During the 1740s, Wyse engaged in industrial enterprises. He may have begun copper and lead mining in 1745 and metal manufacturing at St John's, Waterford, soon afterwards. The smelting operation was transferred to Pouldrew, near Kilmeaden, Co. Waterford. He discovered and exploited with ingenuity a lead and silver vein near Danes Island and may have worked a copper vein on Lord Ranelagh's land (near Annestown). Wyse won prizes from the Dublin Society (for handsaws and scythes) and manufactured also various fine metal goods including trays and snuff-boxes painted with landscapes in Japanese style – it was he who first employed George Mullins (qv). With support from a local MP, Shapland Carew (1716–80), he sought £3,000 aid from parliament but was refused (1760). To relieve distress in the 1760s he opened corn mills and baking ovens. Wyse was known as ‘Bullocks’ Wyse, as he used bullocks, not horses, to draw his carriage in protest against an act prohibiting catholics from owning a horse valued at £5 or more (7 Will. III, c. 5).
In 1760 he was associated with Charles O'Conor (qv) (1710–91) and John Curry (qv), in organising meetings at the Elephant Tavern, Essex St., Dublin, which gave rise to the Catholic Association (later known as the Catholic Committee). Wyse's proposals that it be composed of representatives chosen by ballot by ‘the principal inhabitants of each parish and in each county by a majority of the parish priests’, that ‘everything done by a majority of voices shall be binding’ and that a permanent chairman and secretary be appointed, were democratic, but they were not implemented until much later. In 1766 an attempt was made by a protestant clergyman and magistrate, John Hewetson of Suirville (on the north bank of the Suir opposite Waterford), to persuade James Buxton, a man under sentence of death for a murder for which Nicholas Sheehy (qv) had already been hanged, to swear that Wyse and others ‘intended rebellion, treasonable conspiracies and a massacre’ (1766).

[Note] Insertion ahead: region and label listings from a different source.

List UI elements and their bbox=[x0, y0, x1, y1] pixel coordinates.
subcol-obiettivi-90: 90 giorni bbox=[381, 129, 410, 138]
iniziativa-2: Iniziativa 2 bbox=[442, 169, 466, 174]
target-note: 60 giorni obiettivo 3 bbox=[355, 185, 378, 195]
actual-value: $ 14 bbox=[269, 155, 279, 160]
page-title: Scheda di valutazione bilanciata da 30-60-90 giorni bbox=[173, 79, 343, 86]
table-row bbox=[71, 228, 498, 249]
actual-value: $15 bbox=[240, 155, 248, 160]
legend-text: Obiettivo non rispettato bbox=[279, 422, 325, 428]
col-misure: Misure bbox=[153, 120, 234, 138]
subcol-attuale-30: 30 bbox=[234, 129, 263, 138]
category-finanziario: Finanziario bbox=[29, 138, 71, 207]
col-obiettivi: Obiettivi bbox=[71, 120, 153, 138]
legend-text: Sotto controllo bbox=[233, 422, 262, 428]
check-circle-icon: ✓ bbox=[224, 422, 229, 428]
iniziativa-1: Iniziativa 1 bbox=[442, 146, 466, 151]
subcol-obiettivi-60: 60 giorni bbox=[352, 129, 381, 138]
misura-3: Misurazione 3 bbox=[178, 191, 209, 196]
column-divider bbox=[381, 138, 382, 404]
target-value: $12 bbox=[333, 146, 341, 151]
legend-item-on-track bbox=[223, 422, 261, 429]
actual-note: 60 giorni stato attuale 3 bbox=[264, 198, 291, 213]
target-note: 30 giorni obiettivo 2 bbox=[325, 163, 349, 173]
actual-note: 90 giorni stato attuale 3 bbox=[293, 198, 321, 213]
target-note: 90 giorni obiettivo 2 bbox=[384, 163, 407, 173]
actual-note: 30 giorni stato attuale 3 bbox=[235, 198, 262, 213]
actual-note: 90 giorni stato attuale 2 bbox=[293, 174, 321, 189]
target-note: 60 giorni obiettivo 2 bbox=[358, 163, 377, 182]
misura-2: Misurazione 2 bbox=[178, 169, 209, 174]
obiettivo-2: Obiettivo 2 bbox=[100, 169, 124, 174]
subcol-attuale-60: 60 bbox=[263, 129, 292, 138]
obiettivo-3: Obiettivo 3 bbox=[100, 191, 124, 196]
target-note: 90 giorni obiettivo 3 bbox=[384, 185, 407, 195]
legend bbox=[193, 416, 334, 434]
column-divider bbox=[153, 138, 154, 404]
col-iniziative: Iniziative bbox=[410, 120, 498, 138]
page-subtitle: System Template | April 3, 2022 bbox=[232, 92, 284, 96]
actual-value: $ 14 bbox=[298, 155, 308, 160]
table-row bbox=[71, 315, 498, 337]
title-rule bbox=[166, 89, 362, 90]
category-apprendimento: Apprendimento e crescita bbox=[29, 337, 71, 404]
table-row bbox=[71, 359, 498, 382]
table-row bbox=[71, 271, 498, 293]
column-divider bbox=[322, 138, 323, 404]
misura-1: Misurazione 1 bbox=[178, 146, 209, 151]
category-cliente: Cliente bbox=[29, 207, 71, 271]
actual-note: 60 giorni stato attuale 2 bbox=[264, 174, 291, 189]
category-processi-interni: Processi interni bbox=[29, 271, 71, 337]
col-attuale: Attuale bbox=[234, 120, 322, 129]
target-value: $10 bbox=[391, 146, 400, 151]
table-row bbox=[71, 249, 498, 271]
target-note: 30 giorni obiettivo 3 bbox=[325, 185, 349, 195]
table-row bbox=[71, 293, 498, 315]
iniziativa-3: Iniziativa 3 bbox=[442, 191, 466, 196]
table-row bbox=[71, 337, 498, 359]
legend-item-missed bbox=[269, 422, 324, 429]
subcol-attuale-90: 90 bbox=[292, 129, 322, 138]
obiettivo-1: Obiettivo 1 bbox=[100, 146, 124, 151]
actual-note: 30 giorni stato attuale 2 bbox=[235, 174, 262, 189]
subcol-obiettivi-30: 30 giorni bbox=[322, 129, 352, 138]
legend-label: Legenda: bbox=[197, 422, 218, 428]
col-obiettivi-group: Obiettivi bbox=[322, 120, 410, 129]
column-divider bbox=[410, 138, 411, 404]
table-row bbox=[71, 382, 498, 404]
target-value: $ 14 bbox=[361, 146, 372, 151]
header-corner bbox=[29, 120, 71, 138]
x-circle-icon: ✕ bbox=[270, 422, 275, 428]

The last years of Wyse's life, before his death at Waterford on 13 (or 20?) June 1770, were unhappy. His youngest son, Richard (d. 1764?), conformed to the established protestant church for motives that are unclear (1763). By 1765 Wyse was proposing to sell his estate (though he did not do so) and in 1770, in drafting his will, he expressed a poor opinion of his sons, accusing them of ‘embezzling and applying my effects to their own pleasures and purposes’. The eldest (also Thomas?) predeceased him (c.1769); the second and third sons, Francis (d. 1798 or 1799?) and John (d. 1799), succeeded to his enterprises at Pouldrew but mismanaged them; Francis, who was elected a delegate to the Catholic Convention in 1792 but apparently did not attend, never married; John married Mary Anne, a daughter of Walter Blackney of Ballyellin, Co. Carlow, and with her had four sons, the eldest of whom, Thomas (known as ‘the gentle’), inherited directly the bulk of Thomas Wyse's property as well as Pouldrew and was father of Sir Thomas Wyse (qv), who judged his great-grandfather to have been lacking in ‘cool discretion and judicious temper’ (Hist. sketch, 44). Three portraits of Thomas (‘Bullocks’) Wyse are in the Waterford Museum of Treasures.